Charset and Collation
WordPress uses UTF-8 character encoding with MySQL/MariaDB collations optimized for Unicode.
Default Settings
Since WordPress 4.2 (2015):
// wp-config.php defaults
define( 'DB_CHARSET', 'utf8mb4' );
define( 'DB_COLLATE', '' ); // Uses database default
utf8mb4 vs utf8
| Feature | utf8 | utf8mb4 |
|---|---|---|
| Max bytes per character | 3 | 4 |
| Emoji support | ❌ | ✅ |
| Full Unicode | ❌ | ✅ |
| Supplementary characters | ❌ | ✅ |
WordPress requires utf8mb4 for full emoji and international character support.
Common Collations
| Collation | Description |
|---|---|
utf8mb4_unicode_ci |
Unicode sorting, case-insensitive |
utf8mb4_unicode_520_ci |
Unicode 5.2, improved sorting |
utf8mb4_general_ci |
Faster but less accurate sorting |
utf8mb4_bin |
Binary comparison (case-sensitive) |
utf8mb4_0900_ai_ci |
MySQL 8.0 default, accent-insensitive |
WordPress default: utf8mb4_unicode_520_ci
Checking Current Settings
Database Level
SELECT @@character_set_database, @@collation_database;
Table Level
SELECT table_name, table_collation
FROM information_schema.tables
WHERE table_schema = 'your_database';
Column Level
SELECT column_name, character_set_name, collation_name
FROM information_schema.columns
WHERE table_schema = 'your_database'
AND table_name = 'wp_posts';
Show Table Status
SHOW TABLE STATUS LIKE 'wp_posts';
WordPress Configuration
In wp-config.php
// Full 4-byte UTF-8 (recommended)
define( 'DB_CHARSET', 'utf8mb4' );
// Let WordPress choose collation
define( 'DB_COLLATE', '' );
// Or specify explicitly
define( 'DB_COLLATE', 'utf8mb4_unicode_520_ci' );
In $wpdb
global $wpdb;
$wpdb->charset; // 'utf8mb4'
$wpdb->collate; // 'utf8mb4_unicode_520_ci'
Converting Existing Tables
Check for Mixed Encodings
SELECT table_name, table_collation
FROM information_schema.tables
WHERE table_schema = 'your_database'
AND table_collation NOT LIKE 'utf8mb4%';
Convert Table to utf8mb4
ALTER TABLE wp_posts
CONVERT TO CHARACTER SET utf8mb4
COLLATE utf8mb4_unicode_520_ci;
Convert All Tables
-- Generate ALTER statements
SELECT CONCAT(
'ALTER TABLE `', table_name, '` ',
'CONVERT TO CHARACTER SET utf8mb4 ',
'COLLATE utf8mb4_unicode_520_ci;'
)
FROM information_schema.tables
WHERE table_schema = 'your_database'
AND table_type = 'BASE TABLE';
Index Length Limits
The 767 Byte Limit
Older MySQL (pre-5.7) limits index key length to 767 bytes.

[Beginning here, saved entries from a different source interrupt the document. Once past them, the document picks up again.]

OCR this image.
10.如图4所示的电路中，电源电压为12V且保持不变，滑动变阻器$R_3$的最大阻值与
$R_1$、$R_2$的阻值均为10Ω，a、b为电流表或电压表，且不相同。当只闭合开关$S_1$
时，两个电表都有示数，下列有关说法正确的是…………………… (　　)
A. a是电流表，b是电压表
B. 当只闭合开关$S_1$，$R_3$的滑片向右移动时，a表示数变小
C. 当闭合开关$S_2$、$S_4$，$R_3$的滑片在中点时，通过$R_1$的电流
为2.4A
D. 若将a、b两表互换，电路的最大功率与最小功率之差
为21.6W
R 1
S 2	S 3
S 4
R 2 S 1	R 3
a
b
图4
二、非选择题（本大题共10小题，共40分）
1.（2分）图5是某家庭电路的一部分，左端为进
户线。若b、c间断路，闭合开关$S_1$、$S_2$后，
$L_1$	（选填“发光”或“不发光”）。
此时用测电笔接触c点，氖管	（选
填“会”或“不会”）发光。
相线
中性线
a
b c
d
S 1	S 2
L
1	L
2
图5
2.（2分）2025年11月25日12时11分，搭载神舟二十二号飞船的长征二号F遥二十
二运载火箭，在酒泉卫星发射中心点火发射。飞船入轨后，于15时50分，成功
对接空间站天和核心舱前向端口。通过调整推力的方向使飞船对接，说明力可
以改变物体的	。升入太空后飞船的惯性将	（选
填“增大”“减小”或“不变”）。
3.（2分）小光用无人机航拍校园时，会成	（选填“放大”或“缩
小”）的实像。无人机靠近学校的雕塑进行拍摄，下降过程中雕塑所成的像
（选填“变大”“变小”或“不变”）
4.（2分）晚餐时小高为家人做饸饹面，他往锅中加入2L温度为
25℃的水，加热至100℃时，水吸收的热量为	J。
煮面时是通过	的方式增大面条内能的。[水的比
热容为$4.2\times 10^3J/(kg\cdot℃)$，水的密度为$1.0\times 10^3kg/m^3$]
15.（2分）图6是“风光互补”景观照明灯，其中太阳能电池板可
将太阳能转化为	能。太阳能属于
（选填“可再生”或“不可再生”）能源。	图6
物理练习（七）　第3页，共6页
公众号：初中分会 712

With utf8mb4 (4 bytes/char): 767 / 4 = 191 characters max
This is why you see indexes like:
KEY `meta_key` (`meta_key`(191))
Modern MySQL (5.7+)
With innodb_large_prefix=ON and ROW_FORMAT=DYNAMIC:
- Index limit: 3072 bytes
- 768 characters for utf8mb4
WordPress tables use ROW_FORMAT=Dynamic when available.
Common Issues
Emoji Broken
Cause: Tables still using utf8 (3-byte)
Fix: Convert to utf8mb4
"Specified key was too long"
Cause: Index exceeds byte limit
Fix:
- Use
(191)prefix for varchar indexes - Enable large prefix support
- Use
ROW_FORMAT=DYNAMIC
Collation Mismatch Errors
Cause: Joining tables with different collations
Fix: Ensure all tables use same collation, or cast in query:
SELECT * FROM wp_posts p
JOIN wp_postmeta pm ON p.ID = pm.post_id
WHERE pm.meta_key COLLATE utf8mb4_unicode_520_ci = 'my_key';
Mojibake (Garbled Characters)
Cause: Double-encoding or wrong connection charset
Fix:
// Ensure connection uses utf8mb4
$wpdb->set_charset( $wpdb->dbh, 'utf8mb4' );
Best Practices
- Use utf8mb4 for new installations
- Use utf8mb4_unicode_520_ci collation
- Set charset in wp-config.php before install
- Check collation consistency across all tables
- Backup before converting existing databases
- Test emoji after conversion (📝✅🎉)
Checking Emoji Support
-- Insert test emoji
INSERT INTO wp_options (option_name, option_value, autoload)
VALUES ('emoji_test', '🎉📝✅', 'no');
-- Verify it stored correctly
SELECT option_value FROM wp_options WHERE option_name = 'emoji_test';
-- Clean up
DELETE FROM wp_options WHERE option_name = 'emoji_test';
Server Requirements
- MySQL 5.5.3+ or MariaDB 5.5+
innodb_file_format = Barracuda(for large indexes)innodb_large_prefix = ON(MySQL < 8.0)